Philippe Thomas, readymades belong to everyone®, 1987. Promotional announcement featuring a shelf of art history books — Futurism, Pop Art, Warhol, Beuys, Cubism, Broodthaers, Duchamp

The Readymade and the Rest of Us

In 1987, the French artist Philippe Thomas founded a fictitious agency called readymades belong to everyone®. Its premise was elegant and quietly destabilising: clients could purchase the right to be named as the author of his works. Authorship itself became the readymade. The signature — that last bastion of artistic authenticity — was put up for sale.

Thomas was working in the long shadow of Duchamp, but he identified something Duchamp had left unresolved. The readymade had liberated the object; Thomas liberated the name. If a urinal could become art through selection and context, why not a collector? Why not anyone?

The readymade has always been about the frame, not the thing.

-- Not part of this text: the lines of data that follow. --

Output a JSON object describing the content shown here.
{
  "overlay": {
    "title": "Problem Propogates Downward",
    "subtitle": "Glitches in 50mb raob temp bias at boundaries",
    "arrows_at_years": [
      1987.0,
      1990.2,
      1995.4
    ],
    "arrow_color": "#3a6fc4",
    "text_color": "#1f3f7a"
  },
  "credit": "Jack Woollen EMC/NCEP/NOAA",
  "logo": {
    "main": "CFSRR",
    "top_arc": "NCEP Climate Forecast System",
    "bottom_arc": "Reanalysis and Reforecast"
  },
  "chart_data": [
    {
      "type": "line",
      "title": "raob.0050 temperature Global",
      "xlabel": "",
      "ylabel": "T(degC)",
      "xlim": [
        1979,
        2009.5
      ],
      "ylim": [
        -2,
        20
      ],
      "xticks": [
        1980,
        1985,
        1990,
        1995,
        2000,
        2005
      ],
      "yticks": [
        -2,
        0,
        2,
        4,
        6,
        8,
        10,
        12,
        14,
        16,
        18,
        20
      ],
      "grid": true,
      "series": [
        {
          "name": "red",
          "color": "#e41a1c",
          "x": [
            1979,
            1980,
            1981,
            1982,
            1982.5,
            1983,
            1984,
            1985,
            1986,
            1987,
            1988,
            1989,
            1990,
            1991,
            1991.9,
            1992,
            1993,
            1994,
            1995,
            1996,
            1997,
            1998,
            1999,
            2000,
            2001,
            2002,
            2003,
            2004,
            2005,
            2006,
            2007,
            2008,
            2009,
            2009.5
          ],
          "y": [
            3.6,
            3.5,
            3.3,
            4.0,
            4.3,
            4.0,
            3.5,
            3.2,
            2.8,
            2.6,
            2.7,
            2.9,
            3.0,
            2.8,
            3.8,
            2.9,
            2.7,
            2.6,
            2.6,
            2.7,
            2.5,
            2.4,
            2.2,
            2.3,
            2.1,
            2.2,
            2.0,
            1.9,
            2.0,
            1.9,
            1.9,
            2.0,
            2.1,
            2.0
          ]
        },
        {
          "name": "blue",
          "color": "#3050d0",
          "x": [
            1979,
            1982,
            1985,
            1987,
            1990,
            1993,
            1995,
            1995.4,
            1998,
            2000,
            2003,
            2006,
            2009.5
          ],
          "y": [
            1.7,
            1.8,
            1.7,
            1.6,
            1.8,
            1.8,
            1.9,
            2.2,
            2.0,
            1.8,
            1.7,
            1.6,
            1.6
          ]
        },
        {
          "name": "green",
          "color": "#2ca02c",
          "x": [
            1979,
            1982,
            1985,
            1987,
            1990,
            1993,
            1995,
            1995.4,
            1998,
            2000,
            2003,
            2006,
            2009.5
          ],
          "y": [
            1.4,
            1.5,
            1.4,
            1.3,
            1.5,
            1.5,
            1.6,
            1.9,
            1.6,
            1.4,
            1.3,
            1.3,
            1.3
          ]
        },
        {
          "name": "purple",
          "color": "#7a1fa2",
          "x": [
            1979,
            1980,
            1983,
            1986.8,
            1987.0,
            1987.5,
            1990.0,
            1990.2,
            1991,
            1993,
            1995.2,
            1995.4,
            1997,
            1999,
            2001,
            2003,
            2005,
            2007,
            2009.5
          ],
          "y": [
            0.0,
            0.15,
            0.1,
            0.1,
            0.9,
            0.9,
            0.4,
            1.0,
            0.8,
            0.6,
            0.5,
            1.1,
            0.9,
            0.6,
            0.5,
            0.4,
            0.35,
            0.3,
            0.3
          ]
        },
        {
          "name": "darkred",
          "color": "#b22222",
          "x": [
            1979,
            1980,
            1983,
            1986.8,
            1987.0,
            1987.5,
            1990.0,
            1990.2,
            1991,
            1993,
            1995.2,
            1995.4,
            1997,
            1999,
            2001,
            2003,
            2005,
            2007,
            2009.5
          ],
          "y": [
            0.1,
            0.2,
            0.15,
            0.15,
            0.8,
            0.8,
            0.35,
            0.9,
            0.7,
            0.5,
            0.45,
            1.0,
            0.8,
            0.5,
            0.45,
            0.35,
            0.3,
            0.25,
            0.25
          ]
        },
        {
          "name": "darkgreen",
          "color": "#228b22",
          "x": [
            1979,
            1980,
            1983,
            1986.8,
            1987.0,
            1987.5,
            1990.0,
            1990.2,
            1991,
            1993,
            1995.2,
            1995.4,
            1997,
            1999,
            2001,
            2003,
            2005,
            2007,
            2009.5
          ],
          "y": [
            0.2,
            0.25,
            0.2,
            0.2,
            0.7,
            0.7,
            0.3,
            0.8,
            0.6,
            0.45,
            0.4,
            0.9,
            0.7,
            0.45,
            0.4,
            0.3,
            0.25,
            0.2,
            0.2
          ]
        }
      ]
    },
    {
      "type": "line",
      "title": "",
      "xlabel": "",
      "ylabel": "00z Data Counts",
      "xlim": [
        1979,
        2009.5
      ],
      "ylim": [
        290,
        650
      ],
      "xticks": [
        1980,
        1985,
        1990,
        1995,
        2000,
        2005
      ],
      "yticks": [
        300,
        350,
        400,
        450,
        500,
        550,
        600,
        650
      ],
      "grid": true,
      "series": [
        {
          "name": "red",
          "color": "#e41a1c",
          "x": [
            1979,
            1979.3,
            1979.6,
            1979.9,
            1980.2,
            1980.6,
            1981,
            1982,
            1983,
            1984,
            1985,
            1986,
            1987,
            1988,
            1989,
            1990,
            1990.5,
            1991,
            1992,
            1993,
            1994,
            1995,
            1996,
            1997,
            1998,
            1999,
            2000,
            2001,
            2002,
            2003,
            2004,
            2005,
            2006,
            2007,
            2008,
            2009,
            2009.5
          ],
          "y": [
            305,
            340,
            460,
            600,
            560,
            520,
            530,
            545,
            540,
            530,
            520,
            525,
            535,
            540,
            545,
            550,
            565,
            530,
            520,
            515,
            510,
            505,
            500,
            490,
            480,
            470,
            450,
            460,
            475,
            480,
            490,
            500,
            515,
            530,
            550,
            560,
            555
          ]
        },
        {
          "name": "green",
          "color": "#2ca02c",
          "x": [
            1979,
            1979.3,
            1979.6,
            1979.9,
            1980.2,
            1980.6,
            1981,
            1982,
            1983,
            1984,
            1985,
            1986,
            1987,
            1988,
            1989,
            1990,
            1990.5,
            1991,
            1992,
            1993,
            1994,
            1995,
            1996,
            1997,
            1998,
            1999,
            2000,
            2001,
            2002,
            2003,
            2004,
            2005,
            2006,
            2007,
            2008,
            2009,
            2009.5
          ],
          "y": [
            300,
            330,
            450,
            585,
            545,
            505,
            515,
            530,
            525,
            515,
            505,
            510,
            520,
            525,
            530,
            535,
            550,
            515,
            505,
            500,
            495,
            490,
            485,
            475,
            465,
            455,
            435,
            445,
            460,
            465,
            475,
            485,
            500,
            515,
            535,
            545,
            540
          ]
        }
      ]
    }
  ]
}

Duchamp did not make the bottle rack or the snow shovel. He chose them, titled them, and placed them. The gesture of selection — curatorial, deliberate, charged with intention — was the work. What surrounded the object gave it meaning.

This is not simply a historical footnote. It remains the operating logic behind much of what the art market values and what collectors pursue. The exhibition catalogue is not the exhibition, yet it is often what remains. The invitation card was printed in the hundreds, distributed, mostly discarded — and yet the copies that survive carry the full weight of the moment they announced. The press release, the price list, the artist’s proof: none of these were meant to last. Their survival is what gives them force.

At The New Rare, we take this seriously. The things we offer are not always the primary object. Sometimes they are the material that surrounded it: printed matter, ephemera, the accompanying copy with something laid in that was never meant to stay. We select according to the same logic Thomas applied to authorship: the frame matters, context is inseparable from the work, and what belongs to everyone is, in the end, still shaped by selection.